Page MenuHomePhabricator

Puppet failure on all hosts with Error: Could not retrieve catalog from remote server: Error 400 on SERVER: Mysql::Error: Out of range value for column 'id' at row 1: INSERT INTO `fact_values` (`updated_at`, `host_id`, `created_at`, `fact_name_id`, `value`) VALUES('date', etc)
Closed, ResolvedPublic

Description

For some reason, puppet facts on MySQL are stored with a large gap (probably because they are deleted an inserted with new ids every time). This lead to an overflow on the id column of the table fact_values of the puppet database, backend to the puppet operations infrastructure (as of these lines, db1001 is the master of the m1 shard). The error will show on the puppet logs as:

Error: Could not retrieve catalog from remote server: Error 400 on SERVER: Mysql::Error: Out of range value for column 'id' at row 1: INSERT INTO `fact_values` (`updated_at`, `host_id`, `created_at`, `fact_name_id`, `value`) VALUES('2015-08-03 12:45:36', 512, '2015-08-03 12:45:36', 432, '9677.12')
Warning: Not using cache on failed catalog
Error: Could not retrieve catalog; skipping run

TRUNCATE TABLE puppet.fact_values; resets the id values and fixes the issue (following puppet runs will recreate the values).
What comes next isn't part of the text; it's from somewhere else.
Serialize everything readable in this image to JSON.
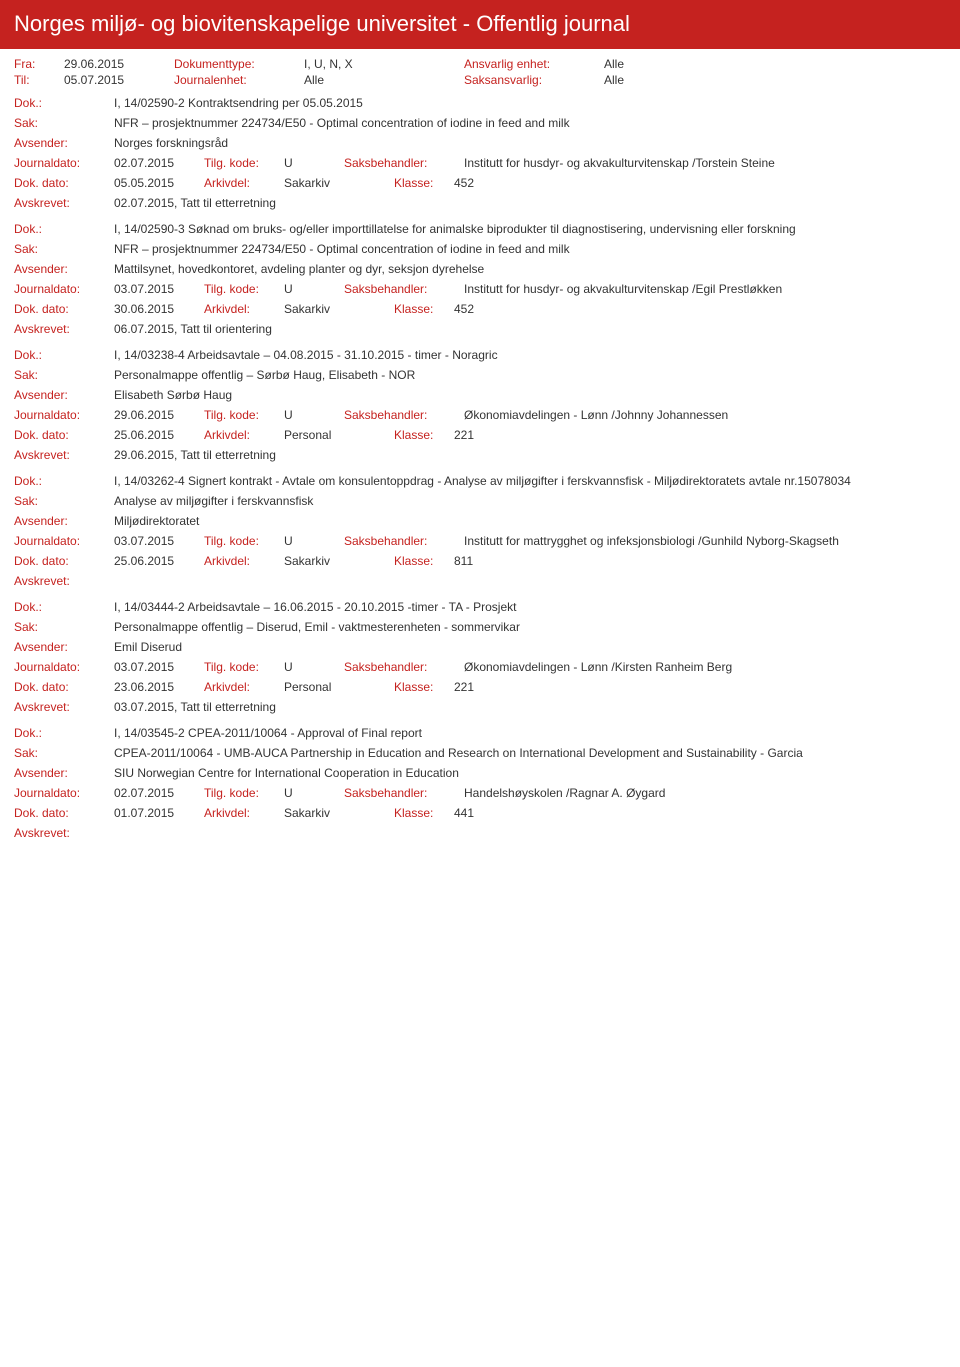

Monitor the table for the following days to see if the gap is a large issue and it requires a more long-term fix (converting to bigint, patching puppet)

Event Timeline

jcrespo raised the priority of this task from to Low.
jcrespo updated the task description. (Show Details)
jcrespo added projects: acl*sre-team, DBA, Puppet.
jcrespo added a subscriber: jcrespo.

Workaround documented on https://wikitech.wikimedia.org/wiki/Puppet#Troubleshooting

We believe this will fix issues for 2E9 years... or it will fail horribly on January 2017. But better try than doing nothing.